Advanced practice nurses are nurses with training beyond that required to have the RN designation. There are four primary categories of nurses included in this category: nurse-midwives, clinical nurse specialists, nurse anesthetists, and nurse practitioners.
Some nurses are consultants to hospitals, nursing schools, industrial organizations, and public health agencies. They advise clients on such administrative matters as staff organization, nursing techniques, curricula, and education programs. Other administrative specialists include educational directors for the state board of nursing, who are concerned with maintaining well-defined educational standards, and executive directors of professional nurses' associations, who administer programs developed by the board of directors and the members of the association.

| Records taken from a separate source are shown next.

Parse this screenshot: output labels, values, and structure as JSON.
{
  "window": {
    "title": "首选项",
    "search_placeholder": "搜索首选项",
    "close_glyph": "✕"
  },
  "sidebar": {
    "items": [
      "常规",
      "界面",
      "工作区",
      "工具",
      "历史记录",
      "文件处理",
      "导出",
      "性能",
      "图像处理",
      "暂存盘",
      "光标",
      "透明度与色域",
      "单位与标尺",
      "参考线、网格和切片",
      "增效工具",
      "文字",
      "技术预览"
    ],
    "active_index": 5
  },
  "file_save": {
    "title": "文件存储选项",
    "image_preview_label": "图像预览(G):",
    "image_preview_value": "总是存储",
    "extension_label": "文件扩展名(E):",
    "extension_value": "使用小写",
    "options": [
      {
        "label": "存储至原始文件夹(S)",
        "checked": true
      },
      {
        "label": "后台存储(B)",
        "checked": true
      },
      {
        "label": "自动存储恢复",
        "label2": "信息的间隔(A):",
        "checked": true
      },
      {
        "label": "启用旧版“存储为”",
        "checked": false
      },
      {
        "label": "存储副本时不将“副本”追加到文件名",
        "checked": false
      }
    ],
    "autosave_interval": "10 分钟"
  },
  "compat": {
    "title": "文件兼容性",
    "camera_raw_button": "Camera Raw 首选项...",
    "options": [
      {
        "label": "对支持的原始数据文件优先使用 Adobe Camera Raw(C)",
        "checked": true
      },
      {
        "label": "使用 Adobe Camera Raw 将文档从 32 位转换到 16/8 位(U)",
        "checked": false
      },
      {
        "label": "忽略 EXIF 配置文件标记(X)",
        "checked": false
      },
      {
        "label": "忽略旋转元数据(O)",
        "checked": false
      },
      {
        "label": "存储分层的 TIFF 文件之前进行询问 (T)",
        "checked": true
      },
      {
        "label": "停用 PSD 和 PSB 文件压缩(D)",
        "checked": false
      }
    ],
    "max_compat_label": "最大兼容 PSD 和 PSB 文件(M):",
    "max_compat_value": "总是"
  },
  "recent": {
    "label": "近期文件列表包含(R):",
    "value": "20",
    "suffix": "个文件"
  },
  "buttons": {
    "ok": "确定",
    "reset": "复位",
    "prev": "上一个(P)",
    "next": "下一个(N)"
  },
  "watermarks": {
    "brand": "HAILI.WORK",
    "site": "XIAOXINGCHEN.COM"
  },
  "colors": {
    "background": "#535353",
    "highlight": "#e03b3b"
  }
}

Some nurses choose to enter the armed forces. All types of nurses, except private duty nurses, are represented in the military services. They provide skilled nursing care to active-duty and retired members of the armed forces and their families. In addition to basic nursing skills, military nurses are trained to provide care in various environments, including field hospitals, on-air evacuation flights, and onboard ships. Military nurses actively influence the development of health care through nursing research. Advances influenced by military nurses include the development of the artificial kidney (dialysis unit) and the concept of the intensive care unit.